Wednesday, August 25, 2010

"We, the (Protestant) people"

Before there was the NRA, there was ... the NRA.

Today's NRA - the National Rifle Association - is of course the forceful and influential lobbyist for the right to bear arms. In the Civil War era, gun control was hardly an issue. The National Reform Association had a much different cause - to put an end to the separation of church and state.

For decades prior to the war, conservative Protestant leaders in the north argued from their pulpits that abolitionists were wrong - God had created the world in just the way He intended, slavery included, and to try to change things was a sin. They found plenty of Bible verses to "prove" their case. After the onset of the war, however, they shut up about that. Instead, they found a new rallying cry.

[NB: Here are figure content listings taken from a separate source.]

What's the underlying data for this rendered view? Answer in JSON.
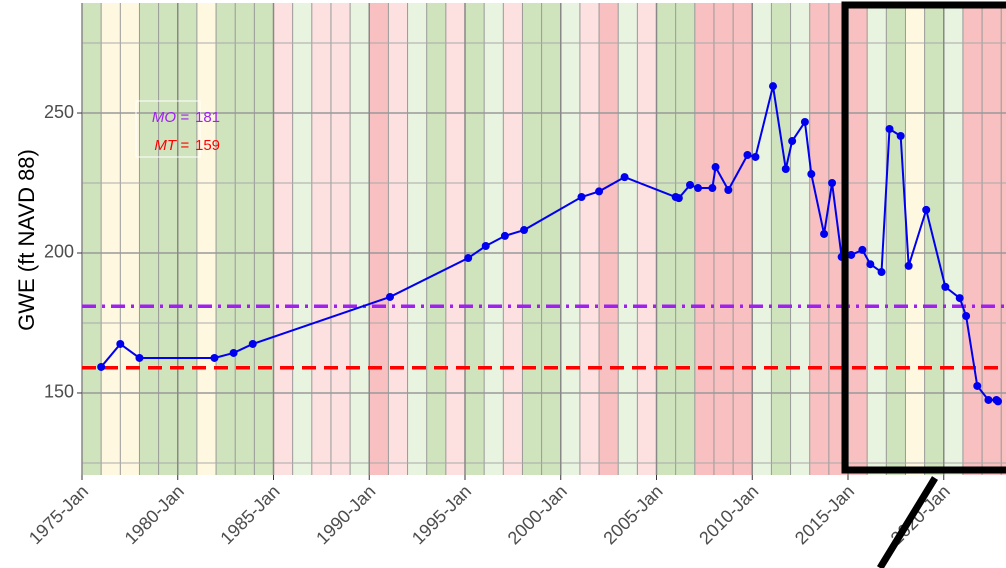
{
  "chart_data": {
    "type": "line",
    "y_label": "GWE (ft NAVD 88)",
    "x": [
      "1976-01",
      "1977-01",
      "1978-01",
      "1981-12",
      "1982-12",
      "1983-12",
      "1991-02",
      "1995-03",
      "1996-02",
      "1997-02",
      "1998-02",
      "2001-02",
      "2002-01",
      "2003-05",
      "2006-01",
      "2006-03",
      "2006-10",
      "2007-03",
      "2007-12",
      "2008-02",
      "2008-10",
      "2009-10",
      "2010-03",
      "2011-02",
      "2011-10",
      "2012-02",
      "2012-10",
      "2013-02",
      "2013-10",
      "2014-03",
      "2014-09",
      "2015-03",
      "2015-10",
      "2016-03",
      "2016-10",
      "2017-03",
      "2017-10",
      "2018-03",
      "2019-02",
      "2020-02",
      "2020-11",
      "2021-03",
      "2021-10",
      "2022-05",
      "2022-10",
      "2022-11"
    ],
    "series": [
      {
        "name": "GWE",
        "color": "#0000ee",
        "values": [
          159.3,
          167.5,
          162.5,
          162.5,
          164.3,
          167.5,
          184.3,
          198.2,
          202.5,
          206.1,
          208.2,
          220,
          222,
          227.1,
          220,
          219.6,
          224.3,
          223.2,
          223.2,
          230.7,
          222.5,
          235,
          234.3,
          259.6,
          230,
          240,
          246.8,
          228.2,
          206.8,
          225,
          198.6,
          199.3,
          201.1,
          196,
          193.2,
          244.3,
          241.8,
          195.4,
          215.4,
          187.9,
          183.9,
          177.5,
          152.5,
          147.5,
          147.5,
          147
        ]
      }
    ],
    "thresholds": [
      {
        "label": "MO =",
        "value": 181,
        "color": "#a020f0",
        "dash": "14 6 3 6"
      },
      {
        "label": "MT =",
        "value": 159,
        "color": "#ff0000",
        "dash": "14 8"
      }
    ],
    "xlim": [
      "1975-01",
      "2023-04"
    ],
    "xticks": [
      {
        "value": "1975-01",
        "label": "1975-Jan"
      },
      {
        "value": "1980-01",
        "label": "1980-Jan"
      },
      {
        "value": "1985-01",
        "label": "1985-Jan"
      },
      {
        "value": "1990-01",
        "label": "1990-Jan"
      },
      {
        "value": "1995-01",
        "label": "1995-Jan"
      },
      {
        "value": "2000-01",
        "label": "2000-Jan"
      },
      {
        "value": "2005-01",
        "label": "2005-Jan"
      },
      {
        "value": "2010-01",
        "label": "2010-Jan"
      },
      {
        "value": "2015-01",
        "label": "2015-Jan"
      },
      {
        "value": "2020-01",
        "label": "2020-Jan"
      }
    ],
    "ylim": [
      120.7,
      289.3
    ],
    "yticks": [
      150,
      200,
      250
    ],
    "y_minor_ticks": [
      125,
      175,
      225,
      275
    ],
    "grid": true,
    "year_band_start": 1975,
    "year_band_colors": [
      "#cfe3bd",
      "#fff8e0",
      "#fff8e0",
      "#cfe3bd",
      "#cfe3bd",
      "#cfe3bd",
      "#fff8e0",
      "#cfe3bd",
      "#cfe3bd",
      "#cfe3bd",
      "#fde0e0",
      "#e8f3e0",
      "#fde0e0",
      "#fde0e0",
      "#e8f3e0",
      "#f8c0c0",
      "#fde0e0",
      "#e8f3e0",
      "#cfe3bd",
      "#fde0e0",
      "#cfe3bd",
      "#e8f3e0",
      "#fde0e0",
      "#cfe3bd",
      "#cfe3bd",
      "#e8f3e0",
      "#fde0e0",
      "#f8c0c0",
      "#e8f3e0",
      "#fde0e0",
      "#cfe3bd",
      "#cfe3bd",
      "#f8c0c0",
      "#f8c0c0",
      "#f8c0c0",
      "#e8f3e0",
      "#cfe3bd",
      "#e8f3e0",
      "#f8c0c0",
      "#f8c0c0",
      "#f8c0c0",
      "#e8f3e0",
      "#cfe3bd",
      "#fff8e0",
      "#cfe3bd",
      "#e8f3e0",
      "#f8c0c0",
      "#f8c0c0",
      "#f8c0c0"
    ]
  }
}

Such a great American calamity, they said, could only be the result of the country's failure to honor God and Jesus Christ in its constitution. The National Reform Association was organized to propose an amendment so that God would not "crush us to atoms in the wreck."

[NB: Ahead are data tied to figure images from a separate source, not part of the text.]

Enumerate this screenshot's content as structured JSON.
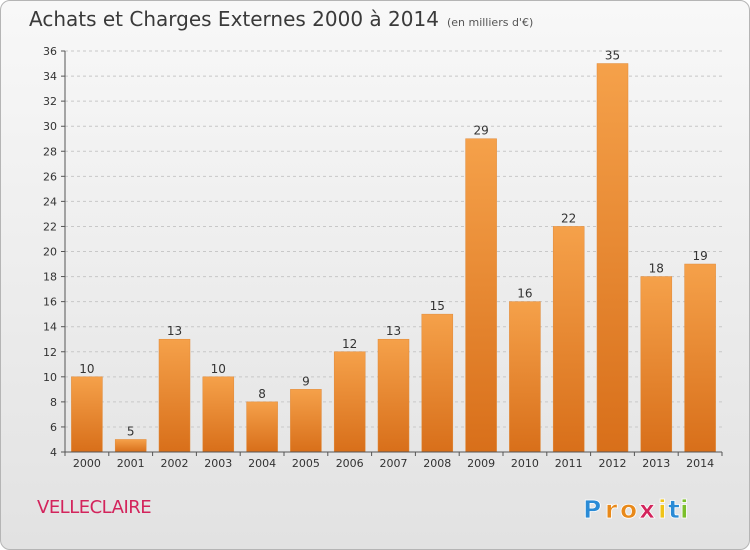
{
  "title": "Achats et Charges Externes 2000 à 2014",
  "subtitle": "(en milliers d'€)",
  "commune": "VELLECLAIRE",
  "logo": {
    "letters": [
      "P",
      "r",
      "o",
      "x",
      "i",
      "t",
      "i"
    ],
    "colors": [
      "#2a8bd6",
      "#e8891a",
      "#e8891a",
      "#d3245c",
      "#f0c419",
      "#2a8bd6",
      "#7bbf2b"
    ]
  },
  "colors": {
    "bar_light": "#f5a14a",
    "bar_dark": "#d86f1a",
    "axis": "#555555",
    "grid": "#c8c8c8",
    "commune": "#d3245c"
  },
  "chart_data": {
    "type": "bar",
    "categories": [
      "2000",
      "2001",
      "2002",
      "2003",
      "2004",
      "2005",
      "2006",
      "2007",
      "2008",
      "2009",
      "2010",
      "2011",
      "2012",
      "2013",
      "2014"
    ],
    "values": [
      10,
      5,
      13,
      10,
      8,
      9,
      12,
      13,
      15,
      29,
      16,
      22,
      35,
      18,
      19
    ],
    "ylim": [
      4,
      36
    ],
    "yticks": [
      4,
      6,
      8,
      10,
      12,
      14,
      16,
      18,
      20,
      22,
      24,
      26,
      28,
      30,
      32,
      34,
      36
    ],
    "data_labels": true,
    "grid": "dashed-horizontal",
    "legend": "none"
  }
}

Here's what they came up with - replace "We, the people of the United States, in order to form a more perfect union ..." with:

"Recognizing Almighty God as the source of all authority and power in civil government, and acknowledging the Lord Jesus Christ as the Governor among the nations, His revealed will as the supreme law of the land, in order to constitute a Christian government ..."

Abraham Lincoln accepted the petition with grace, and then did nothing with it. He was far too savvy a politician to raise this new divisive issue at a time when the county already was divided by war. Likewise, Congress ducked the proposal to Christianize the Constitution, tabling similar resolutions year after year.

But conservative religions are persistent. Unquiet ghosts of that early NRA roam the country yet today.